Sunday, February 7, 2016

Hillary's Victories Are Not Victories for All Women

Of all the lousy arguments that have been used to boost Hillary Clinton's candidacy, one sticks out as being both particularly annoying and particularly common: the "she's a woman!" argument. Clinton herself has not shied away from using this argument, and it's also been used in ways that, deliberately or not, only distract from the actual substance of the campaign and glorify Clinton, such as this piece gushing over her "historic" "victory" in Iowa.

Hillary Clinton (
Implied, if not explicitly stated, is the idea that if Hillary Clinton wins, that in and of itself is a stride for women everywhere.
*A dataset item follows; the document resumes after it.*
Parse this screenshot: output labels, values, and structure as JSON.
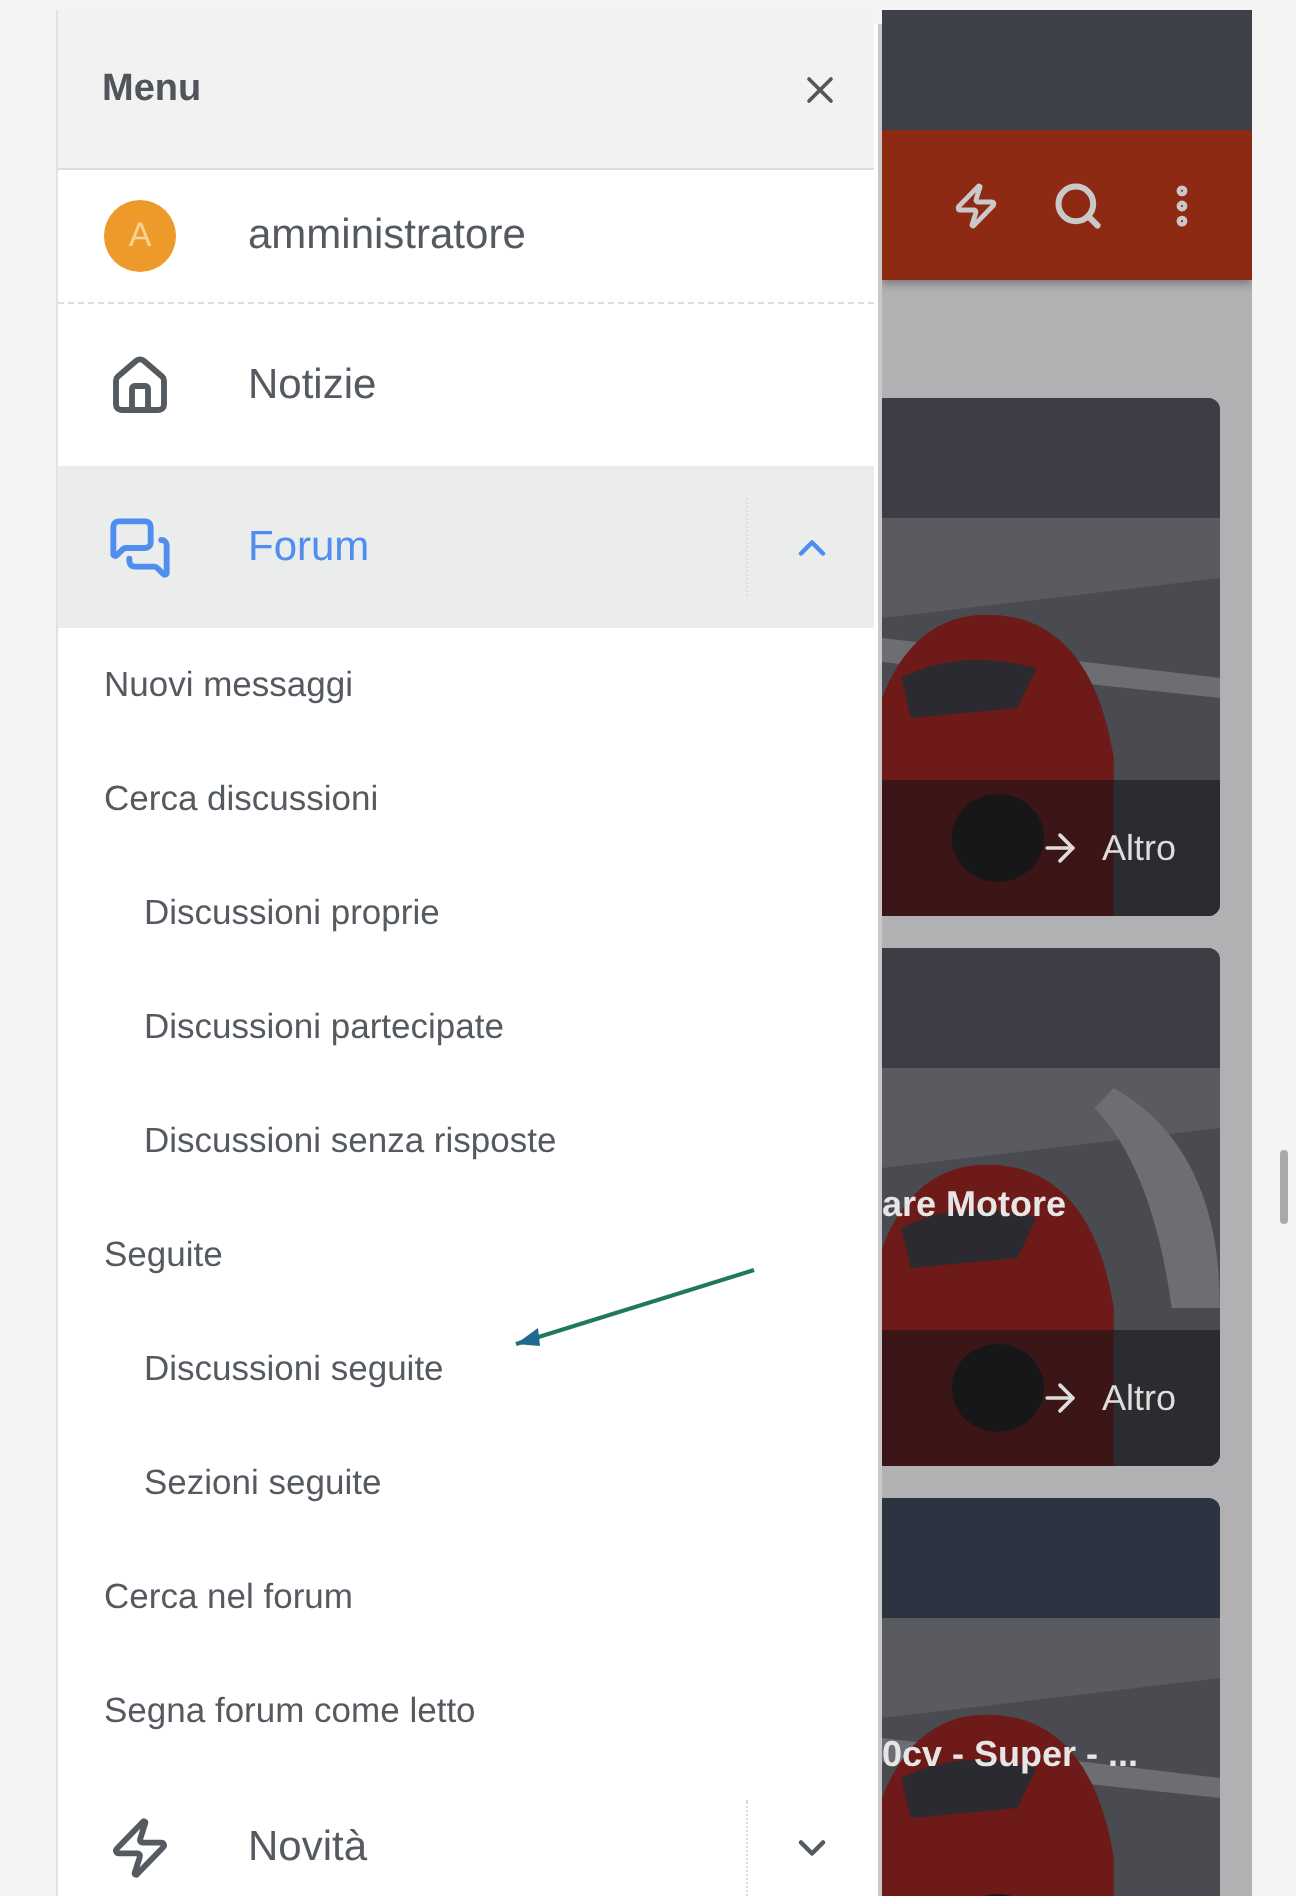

For me, this has never appeared as anything but a self-serving fairy tale made up by Clintonites who are either less-than-honest or downright delusional. But apparently it's a powerful enough argument that we've even gotten a self-described socialist feminist promoting Hillary.
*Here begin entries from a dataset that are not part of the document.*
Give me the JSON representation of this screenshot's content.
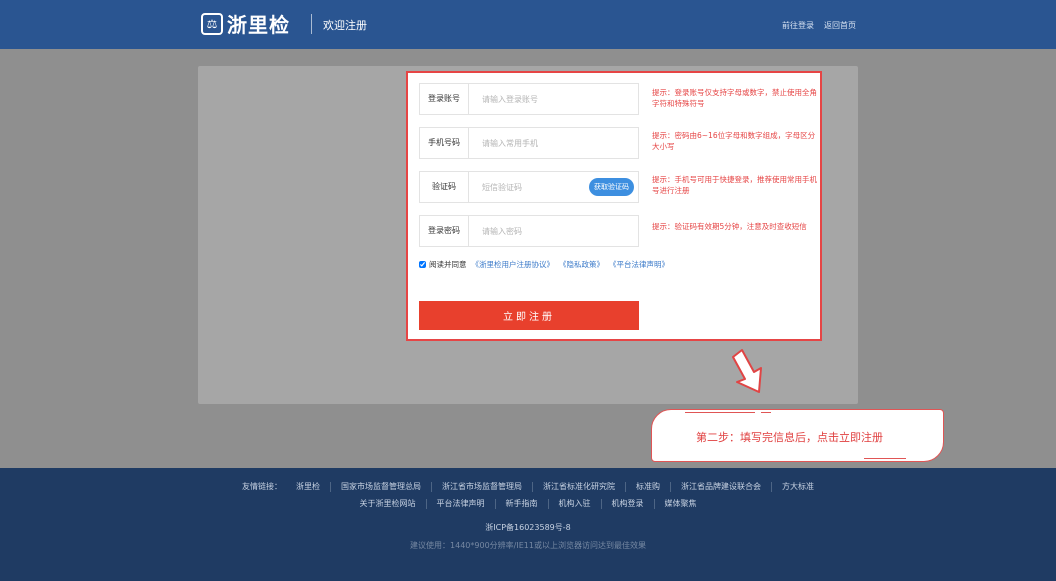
{
  "header": {
    "logo_text": "浙里检",
    "logo_glyph": "⚖",
    "welcome": "欢迎注册",
    "login_link": "前往登录",
    "home_link": "返回首页"
  },
  "form": {
    "fields": [
      {
        "label": "登录账号",
        "placeholder": "请输入登录账号",
        "value": ""
      },
      {
        "label": "手机号码",
        "placeholder": "请输入常用手机",
        "value": ""
      },
      {
        "label": "验证码",
        "placeholder": "短信验证码",
        "value": ""
      },
      {
        "label": "登录密码",
        "placeholder": "请输入密码",
        "value": ""
      }
    ],
    "get_code_label": "获取验证码",
    "tips": [
      "提示：登录账号仅支持字母或数字，禁止使用全角字符和特殊符号",
      "提示：密码由6~16位字母和数字组成，字母区分大小写",
      "提示：手机号可用于快捷登录，推荐使用常用手机号进行注册",
      "提示：验证码有效期5分钟，注意及时查收短信"
    ],
    "agree_label": "阅读并同意",
    "agree_checked": true,
    "docs": [
      "《浙里检用户注册协议》",
      "《隐私政策》",
      "《平台法律声明》"
    ],
    "submit_label": "立即注册"
  },
  "callout": {
    "text": "第二步：填写完信息后，点击立即注册"
  },
  "footer": {
    "friend_label": "友情链接：",
    "links_row1": [
      "浙里检",
      "国家市场监督管理总局",
      "浙江省市场监督管理局",
      "浙江省标准化研究院",
      "标准购",
      "浙江省品牌建设联合会",
      "方大标准"
    ],
    "links_row2": [
      "关于浙里检网站",
      "平台法律声明",
      "新手指南",
      "机构入驻",
      "机构登录",
      "媒体聚焦"
    ],
    "icp": "浙ICP备16023589号-8",
    "advice": "建议使用：1440*900分辨率/IE11或以上浏览器访问达到最佳效果"
  },
  "colors": {
    "header_bg": "#2a5591",
    "footer_bg": "#1f3b63",
    "accent_red": "#e8402d",
    "tip_red": "#e64545",
    "button_blue": "#3d8fe0"
  }
}
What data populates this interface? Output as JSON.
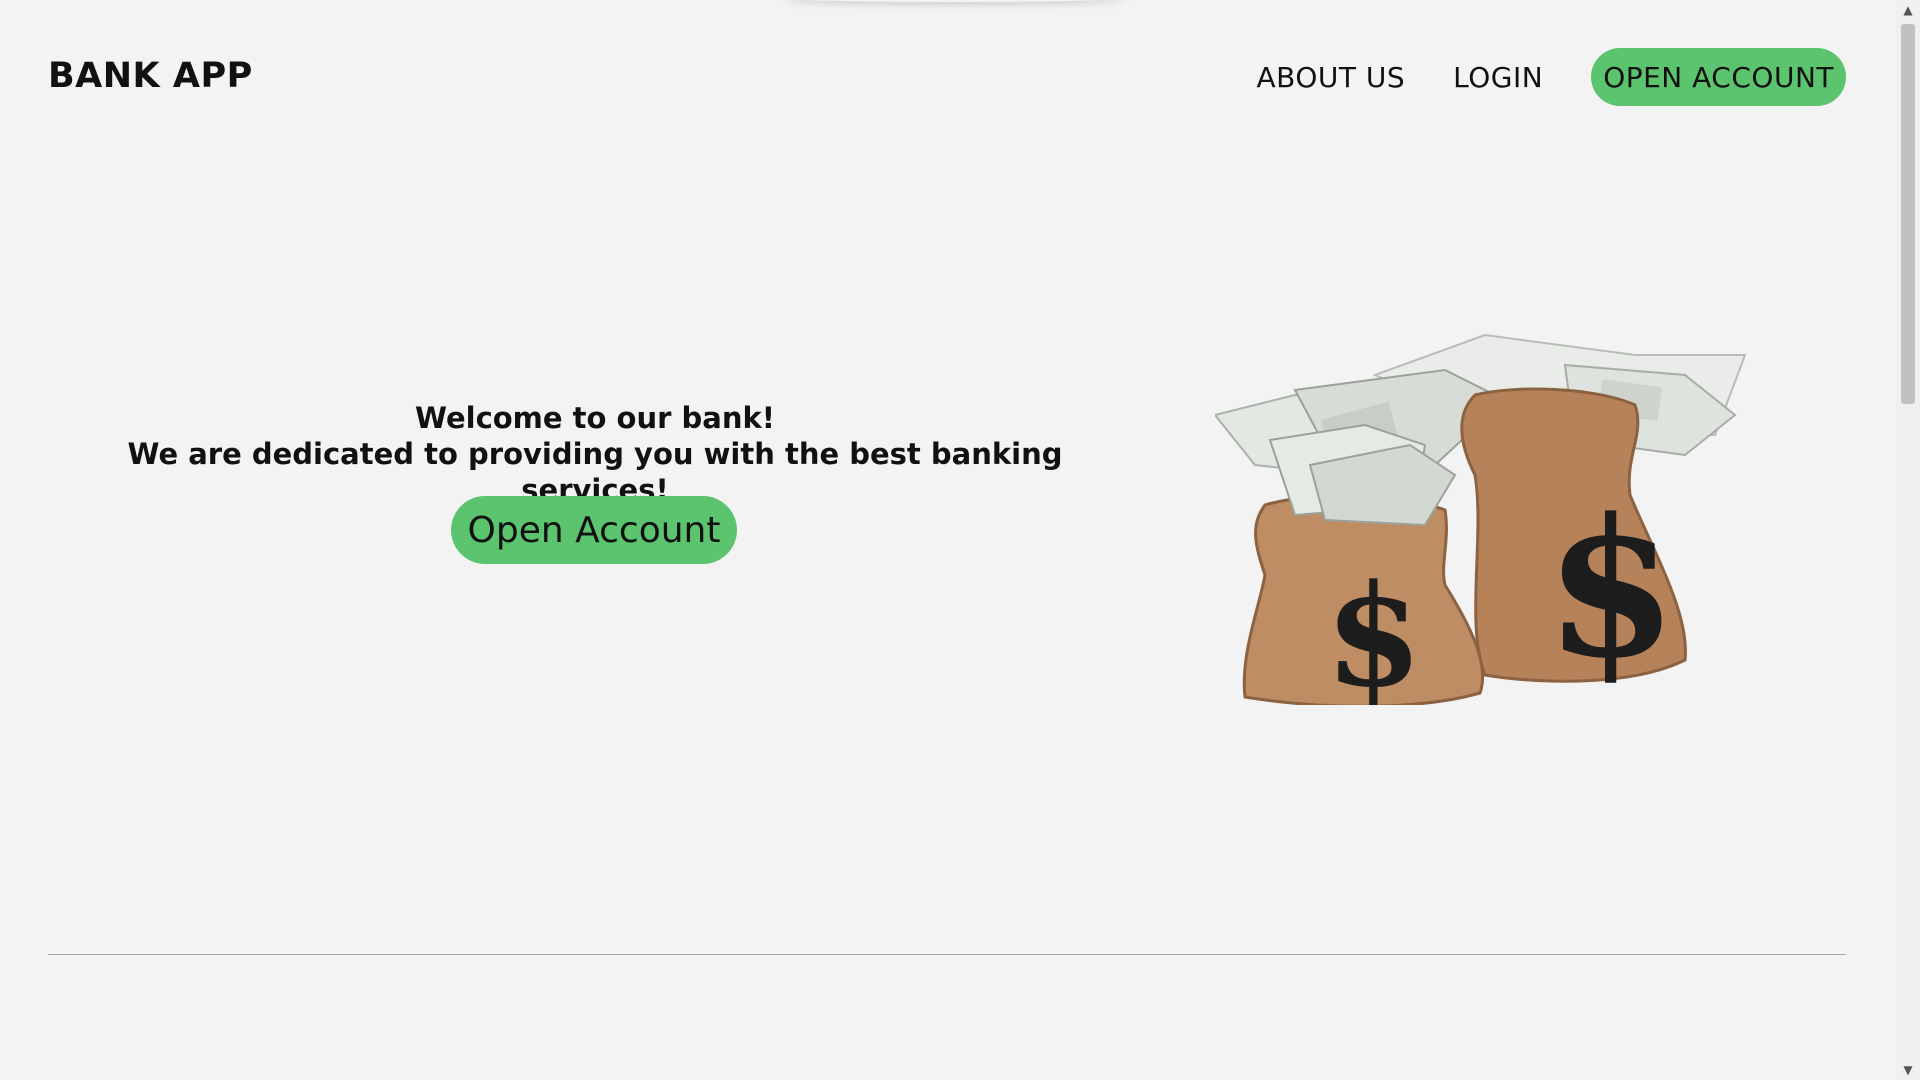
{
  "header": {
    "brand": "BANK APP",
    "nav": [
      {
        "label": "ABOUT US"
      },
      {
        "label": "LOGIN"
      }
    ],
    "cta_label": "OPEN ACCOUNT"
  },
  "hero": {
    "line1": "Welcome to our bank!",
    "line2": "We are dedicated to providing you with the best banking services!",
    "button_label": "Open Account",
    "image_icon": "money-bags-illustration"
  },
  "colors": {
    "accent": "#5cc46e",
    "background": "#f3f3f3"
  }
}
The thing is, there's just no substance to this idea. Hillary's maybe-victory (still all I'm willing to call it, given the continued controversy) in Iowa--and any other electoral successes she has, including if she manages to claw her way into the Oval Office--only prove that a lot of people are willing to vote for a woman for president. That's great, of course, but we already knew that--reliable polling data has shown that better than 9 out of 10 Americans are willing to vote for a woman for president, if they view her as well-qualified. This simply isn't like when JFK had to overcome the actual obstacle of being a Catholic when Catholics were still widely distrusted and convince the voters he wouldn't turn America into a Vatican City puppet state. Convincing Americans that a woman could be president is essentially a fait accompli, so Hillary Clinton is not making some historic stride, in a meaningful sense of the word, by winning Iowa, any other state, or even the presidency.
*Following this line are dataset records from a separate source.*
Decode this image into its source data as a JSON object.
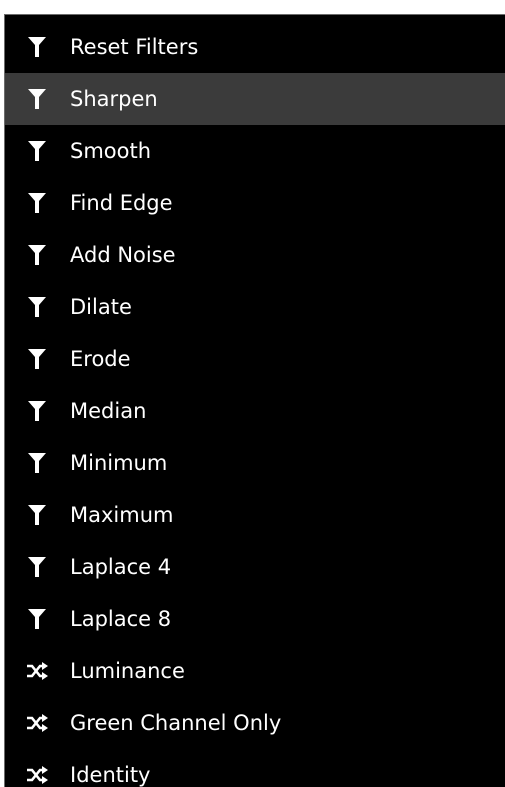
{
  "menu": {
    "highlight_color": "#3b3b3b",
    "background_color": "#000000",
    "text_color": "#ffffff",
    "items": [
      {
        "label": "Reset Filters",
        "icon": "filter-icon",
        "highlighted": false
      },
      {
        "label": "Sharpen",
        "icon": "filter-icon",
        "highlighted": true
      },
      {
        "label": "Smooth",
        "icon": "filter-icon",
        "highlighted": false
      },
      {
        "label": "Find Edge",
        "icon": "filter-icon",
        "highlighted": false
      },
      {
        "label": "Add Noise",
        "icon": "filter-icon",
        "highlighted": false
      },
      {
        "label": "Dilate",
        "icon": "filter-icon",
        "highlighted": false
      },
      {
        "label": "Erode",
        "icon": "filter-icon",
        "highlighted": false
      },
      {
        "label": "Median",
        "icon": "filter-icon",
        "highlighted": false
      },
      {
        "label": "Minimum",
        "icon": "filter-icon",
        "highlighted": false
      },
      {
        "label": "Maximum",
        "icon": "filter-icon",
        "highlighted": false
      },
      {
        "label": "Laplace 4",
        "icon": "filter-icon",
        "highlighted": false
      },
      {
        "label": "Laplace 8",
        "icon": "filter-icon",
        "highlighted": false
      },
      {
        "label": "Luminance",
        "icon": "shuffle-icon",
        "highlighted": false
      },
      {
        "label": "Green Channel Only",
        "icon": "shuffle-icon",
        "highlighted": false
      },
      {
        "label": "Identity",
        "icon": "shuffle-icon",
        "highlighted": false
      }
    ]
  }
}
Nor will electing Clinton somehow help erase sexist attitudes in America. To disprove that idea, you just have to look at how things have been under our first black president. Given the level of partisan hatred for Obama, racism has actually gotten worse since he's been in office, and, of course, we continually see cops killing unarmed black men and walking away without any criminal charges. I'm not blaming this on Obama, but plainly enough racism has not disappeared because of Obama's election--it's intensified. The Republicans already despise Clinton, so we might see the exact same thing if she gets elected.

When it comes to actual policies, we can say without a doubt that Clinton is better than any of the Republicans running. The frontrunner for the Republican nomination is a more or less open sexist, and we couldn't expect much from the creepy religious zealot Ted Cruz or the slimy hack Rubio. But Clinton hasn't made it to the general election yet, so we aren't forced to make that choice. We have an alternative to Clinton in the form of Bernie Sanders. Sanders is old, white, and male, though. How could he be better for women than Clinton?

Well, pretty easily. Who has the better plans for dealing with poverty, which disproportionately affects women? Or the prison-industrial complex, which has incarcerated increasing amounts of women? Or healthcare, where women have their own specific set of needs? If your answer to those questions is "Hillary," then I can only say we'll have to agree to disagree.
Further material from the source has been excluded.